TSK, as the consortium leader, is responsible for the delivery of the entire system
A consortium comprising EPC contractor TSK and Rolls-Royce has signed an engineering, procurement and construction (“EPC”) contract with Prime Energía Quickstart Spa, a subsidiary of Prime Energia SpA (“Prime Energía”), for the construction of five power plants across Chile consisting of 265 MTU Onsite Energy 16V 4000 gensets. Prime Energía is a subsidiary of the New York-based Glenfarne Group, LLC (“Glenfarne”), a developer, owner-operator and industrial manager of energy and infrastructure assets.
Prime Energía’s five power plants will offer a total combined capacity of 475 MW, which will be connected to Chile’s electricity grid to provide backup capacity to the country’s power supply system. The order to deliver the power plants to the first three locations has been officially placed with the consortium, with the order for the two additional plants scheduled to follow shortly thereafter. The gensets will be digitally connected via gateways sending data to the MTU GoManage platform to monitor and analyse system data. The power plants will be remotely monitored and controlled in real time by Prime Energía’s state of the art Network Operations Center in Santiago.

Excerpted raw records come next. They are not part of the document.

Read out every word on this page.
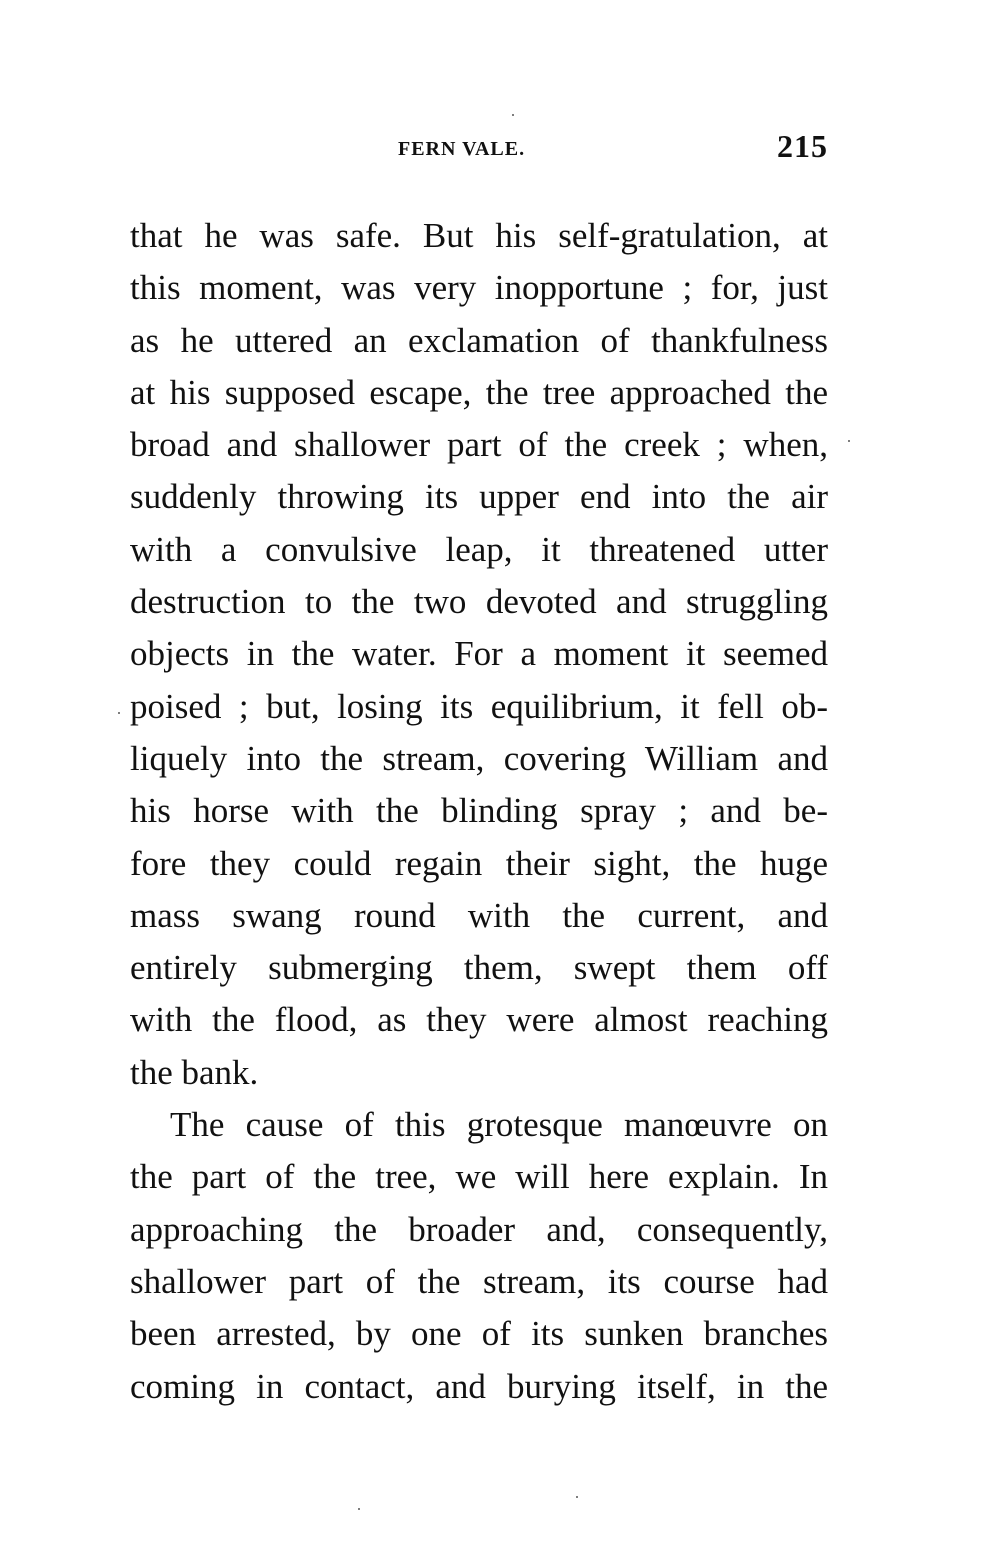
FERN VALE.	215
that he was safe. But his self-gratulation, at
this moment, was very inopportune ; for, just
as he uttered an exclamation of thankfulness
at his supposed escape, the tree approached the
broad and shallower part of the creek ; when,
suddenly throwing its upper end into the air
with a convulsive leap, it threatened utter
destruction to the two devoted and struggling
objects in the water. For a moment it seemed
poised ; but, losing its equilibrium, it fell ob-
liquely into the stream, covering William and
his horse with the blinding spray ; and be-
fore they could regain their sight, the huge
mass swang round with the current, and
entirely submerging them, swept them off
with the flood, as they were almost reaching
the bank.
The cause of this grotesque manœuvre on
the part of the tree, we will here explain. In
approaching the broader and, consequently,
shallower part of the stream, its course had
been arrested, by one of its sunken branches
coming in contact, and burying itself, in the
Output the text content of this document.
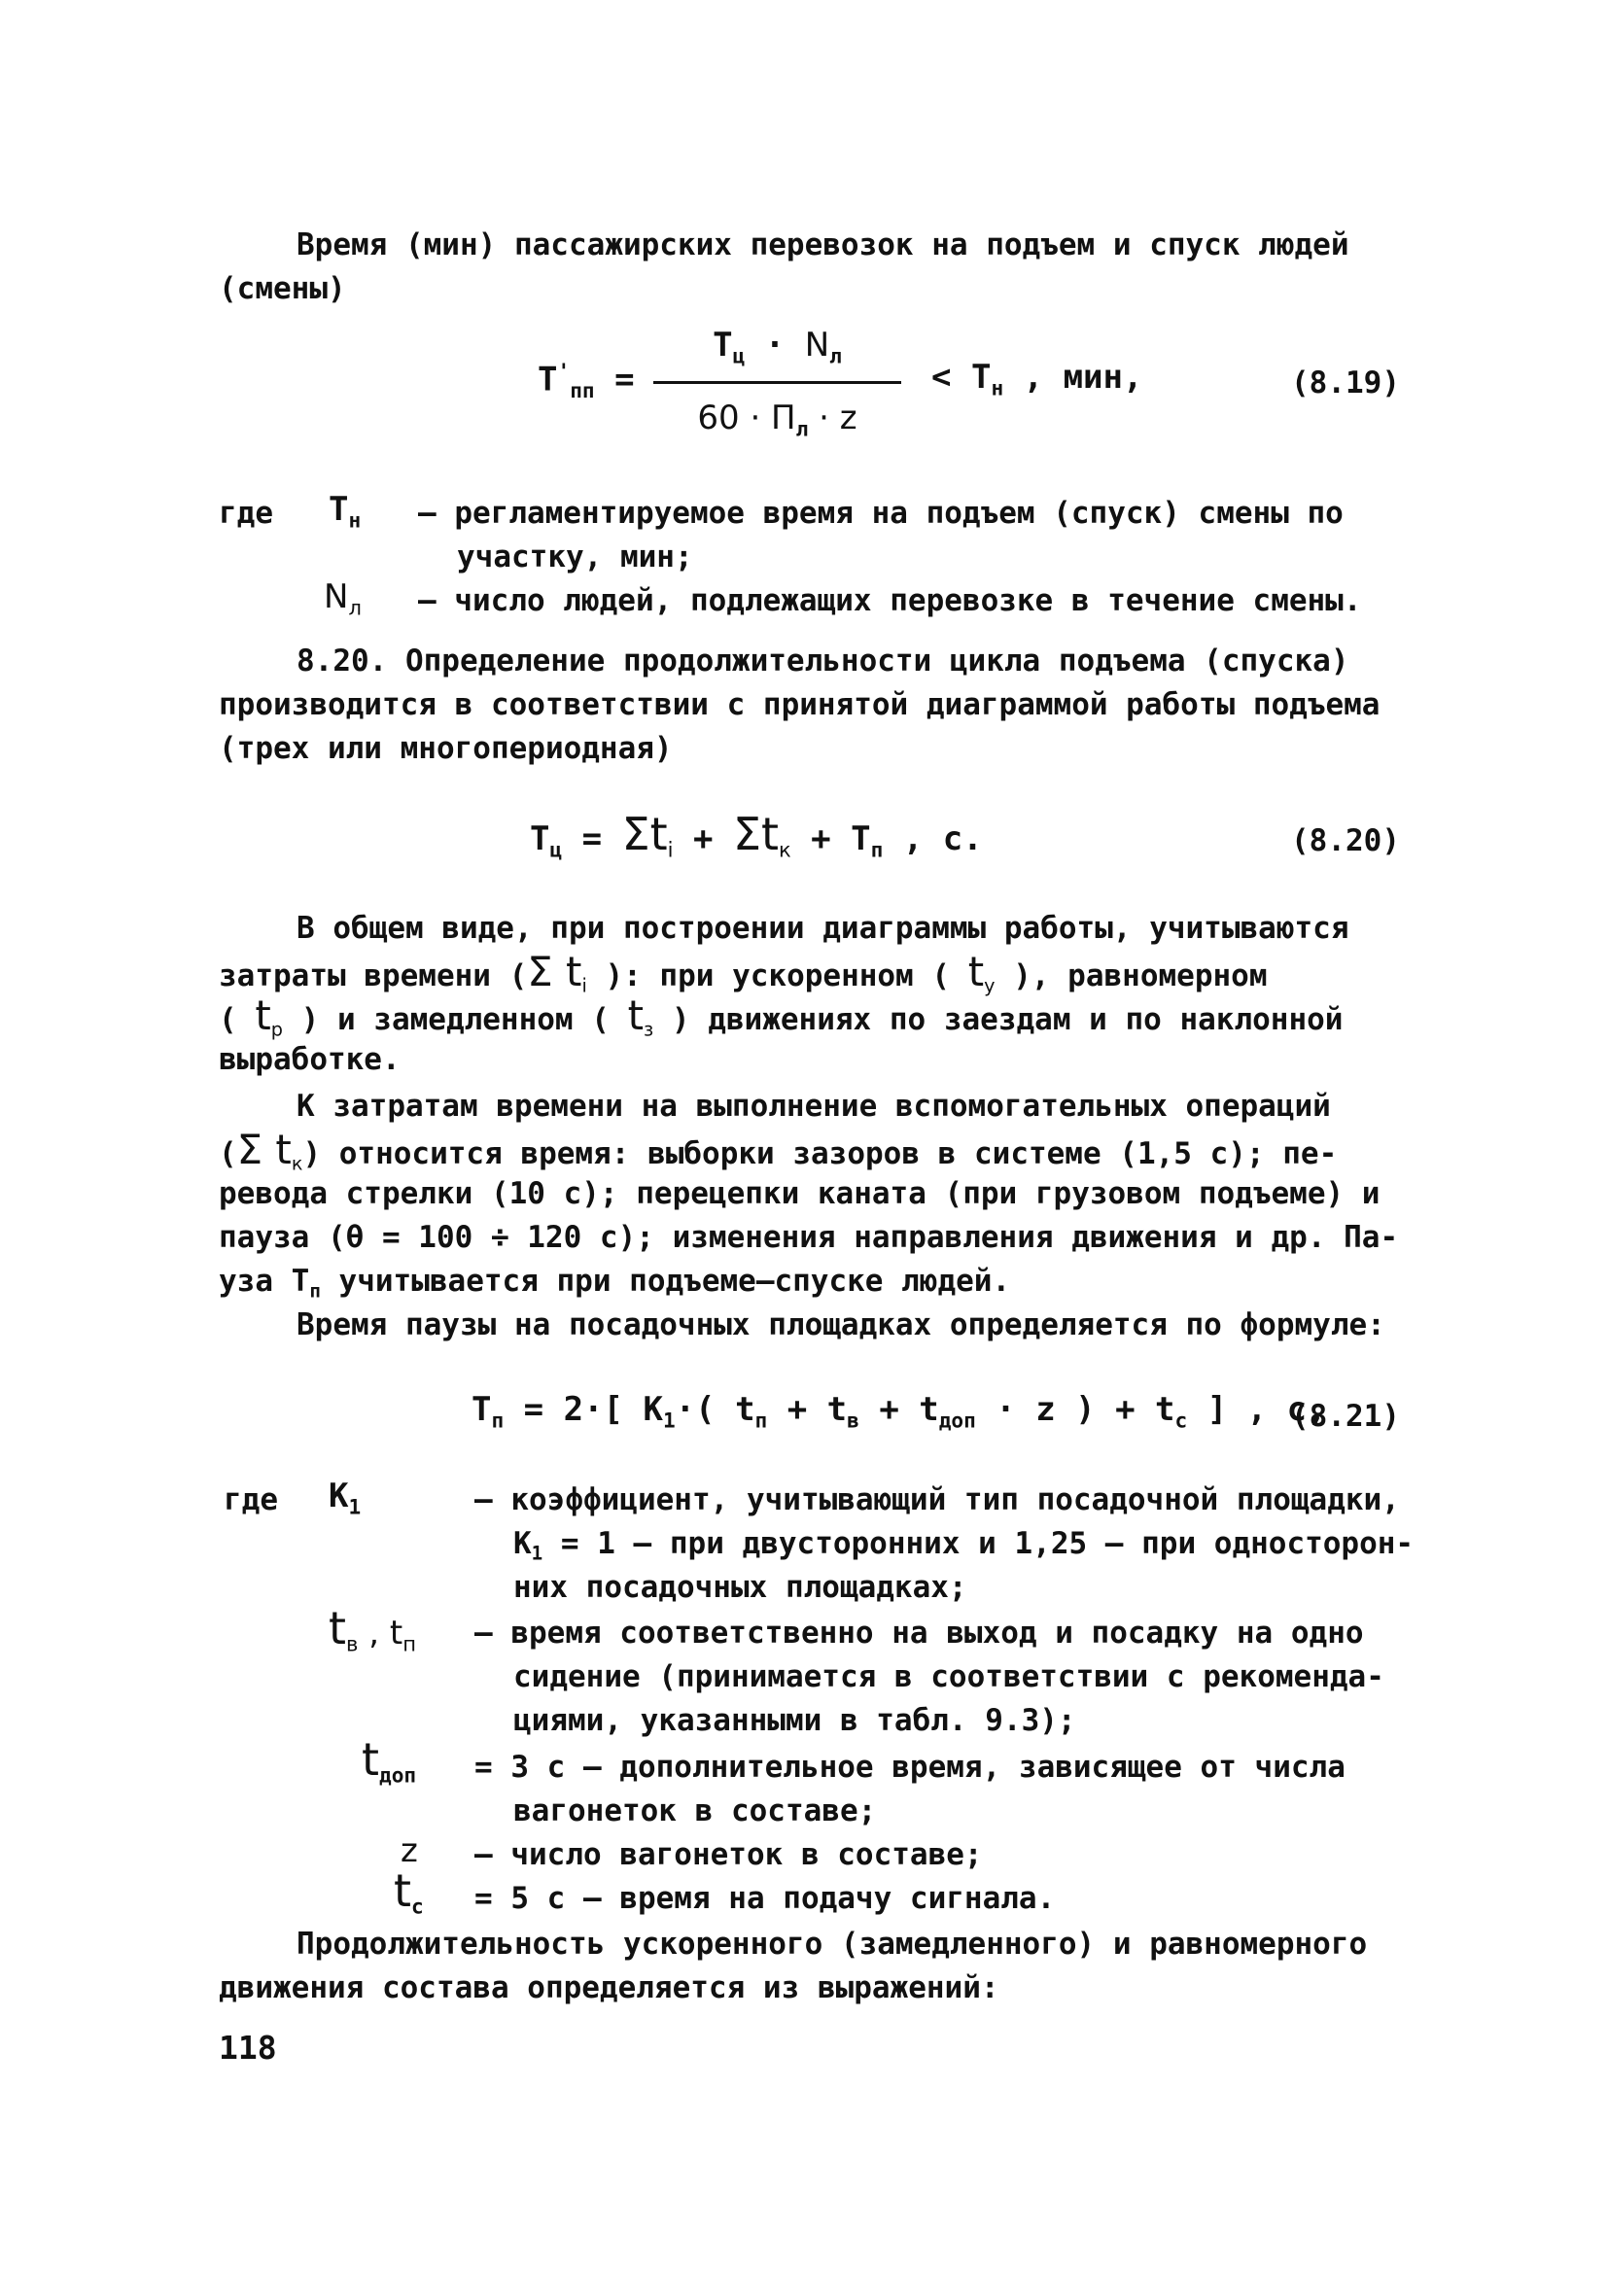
Время (мин) пассажирских перевозок на подъем и спуск людей
(смены)
$T'_{пп}$ =
$T_ц \cdot N_л$
$60 \cdot П_л \cdot z$
< $T_н$ , мин,	(8.19)
где $T_н$ – регламентируемое время на подъем (спуск) смены по
участку, мин;
$N_л$ – число людей, подлежащих перевозке в течение смены.
8.20. Определение продолжительности цикла подъема (спуска)
производится в соответствии с принятой диаграммой работы подъема
(трех или многопериодная)
$T_ц = \Sigma t_i + \Sigma t_к + T_п$ , c.	(8.20)
В общем виде, при построении диаграммы работы, учитываются
затраты времени (Σ $t_i$ ): при ускоренном ( $t_y$ ), равномерном
( $t_р$ ) и замедленном ( $t_з$ ) движениях по заездам и по наклонной
выработке.
К затратам времени на выполнение вспомогательных операций
(Σ $t_к$) относится время: выборки зазоров в системе (1,5 c); пе-
ревода стрелки (10 c); перецепки каната (при грузовом подъеме) и
пауза (θ = 100 ÷ 120 c); изменения направления движения и др. Па-
уза $T_п$ учитывается при подъеме–спуске людей.
Время паузы на посадочных площадках определяется по формуле:
$T_п = 2\cdot$[ $K_1\cdot$( $t_п + t_в + t_{доп} \cdot z$ ) + $t_c$ ] , c,
(8.21)
где $K_1$	– коэффициент, учитывающий тип посадочной площадки,
$K_1 = 1$ – при двусторонних и 1,25 – при односторон-
них посадочных площадках;
$t_в$ , $t_п$ – время соответственно на выход и посадку на одно
сидение (принимается в соответствии с рекоменда-
циями, указанными в табл. 9.3);
$t_{доп} = 3$ c – дополнительное время, зависящее от числа
вагонеток в составе;
z – число вагонеток в составе;
$t_c = 5$ c – время на подачу сигнала.
Продолжительность ускоренного (замедленного) и равномерного
движения состава определяется из выражений:
118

“These plants are an integral part of Glenfarne’s strategy to develop power infrastructure that supports the proliferation of renewables and the stability of the grid in regions across the Americas with great potential for growth,” said Brendan Duval, Managing Partner of Glenfarne. “I am pleased to partner with such high calibre partners as TSK and Rolls-Royce on the delivery of these assets.”
Chile is one of the fastest growing economic powers in Latin America. Demand for energy is expected to grow at an annual rate of 4 per cent over the next 5 years, and the country expects to benefit from the vast availability of renewable power sources. The percentage of renewable energy in the Chilean power mix is growing at a constant rate, with solar and wind power growing from 6 per cent of all power in 2014, to 19 per cent in 2017. By 2035, no less than 60 per cent of the country’s electricity is expected to be produced from renewable energy, increasing to 70 per cent by 2050. As Chile increases its reliance on weather variable renewable energy sources, there will be an increased requirement for fast-response, cost-competitive backup power sources such as the power plants in Prime Energía’s portfolio to stabilise the electricity grid.
MTU Onsite Energy gensets installed in South America have a total combined capacity to date of some 2,400 MW, most of which is based on 16V 4000 gensets, including 400 MW in Chile.